The author comprehensively reviews case law and the provisions of the legislation. This most recent edition provides updates on the introduction and application of the reduction (in Scotland alone) of the blood alcohol levels and the loss of the right to choose a further test in low reading drink driving cases. There is also invaluable guidance on the evidential requirements of speeding and driving while using the telephone. Deceptively simple offences. As the author notes, “Speeding cases generate perhaps the highest proportion of road traffic appeals.”
The book is particularly helpful in reproducing the relevant section of legislation under consideration and reference to the penalty. The practitioner would need little more than this fulsome text.
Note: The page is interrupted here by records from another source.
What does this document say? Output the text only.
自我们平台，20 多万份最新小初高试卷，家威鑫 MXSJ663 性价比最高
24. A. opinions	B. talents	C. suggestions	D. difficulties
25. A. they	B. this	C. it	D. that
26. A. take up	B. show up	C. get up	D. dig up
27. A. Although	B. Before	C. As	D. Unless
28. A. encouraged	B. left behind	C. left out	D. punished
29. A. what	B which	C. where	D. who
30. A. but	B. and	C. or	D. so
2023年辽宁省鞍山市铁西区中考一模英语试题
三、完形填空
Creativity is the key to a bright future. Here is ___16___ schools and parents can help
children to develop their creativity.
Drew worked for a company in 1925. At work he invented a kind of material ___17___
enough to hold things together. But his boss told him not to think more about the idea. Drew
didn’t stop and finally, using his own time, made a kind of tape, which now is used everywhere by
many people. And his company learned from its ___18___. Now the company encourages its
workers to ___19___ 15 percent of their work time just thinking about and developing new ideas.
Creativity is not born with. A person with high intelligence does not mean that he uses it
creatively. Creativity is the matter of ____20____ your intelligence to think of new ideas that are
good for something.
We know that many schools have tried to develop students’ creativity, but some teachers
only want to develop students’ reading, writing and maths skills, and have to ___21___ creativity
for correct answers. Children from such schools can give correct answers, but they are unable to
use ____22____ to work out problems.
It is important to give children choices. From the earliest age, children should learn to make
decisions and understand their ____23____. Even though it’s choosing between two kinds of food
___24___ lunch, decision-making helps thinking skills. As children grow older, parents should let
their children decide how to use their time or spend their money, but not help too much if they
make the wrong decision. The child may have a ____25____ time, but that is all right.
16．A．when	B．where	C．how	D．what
David J Dickson, review editor
The European Union and Deprivation of Liberty
Leandro Mancano
PUBLISHER: HART PUBLISHING
ISBN 978-1509908080
PRICE: £70
Notwithstanding the UK's withdrawal from the European Union, the legal order of the Union will remain relevant. Union law has developed since the UK's accession and now forms a coherent set of legal rules of procedure (coherence on rules of evidence was and will remain difficult to achieve). By its organic development, it has been influenced by the common law. It will be frozen into UK domestic law in terms of the withdrawal legislation.
This book provides a clear, readable account of the legal order on deprivation of liberty within the European Union. It does so by considering the EU legislative and judicial approach from the perspective of four fundamental rights and principles: the principles of legality and proportionality of penalties; the right to liberty; and the principle that criminal penalties must aim for the social reintegration of the offenders. For example, the current EU provisions which provide for swift and effective mutual recognition on custodial sentences and their transfer, with the objective the person serves the sentence in the wider environment that encourages rehabilitation, have a laudable objective in any context.
The United Kingdom remains a party to the Council of Europe and the European Convention on Human Rights. Dr Mancano provides a clearsighted overview of the current operation and effectiveness of the EU legal framework around the core question of deprivation of liberty. He observes that given deprivation of liberty must be proportionate to the aim sought (punishment for the crime committed, society's retribution for the offence and the deterrent effect of sentence on others, as well as the future conduct of the individual), the current stumbling block is the absence of harmonisation of prison conditions in European states: as the author describes it, “the thorny issue of detention conditions and mutual recognition”. The conditions of detention are a consideration of both article 8 and article 5 of the Convention. This is interlinked to the issue of free movement of decisions with the free movement of people.
The case law of the European Court of Justice and that of the European Court of Human Rights are rigorously considered. The book seeks to address common issues which arise frequently in a cross-border context, and is a valuable contribution to this important field of law.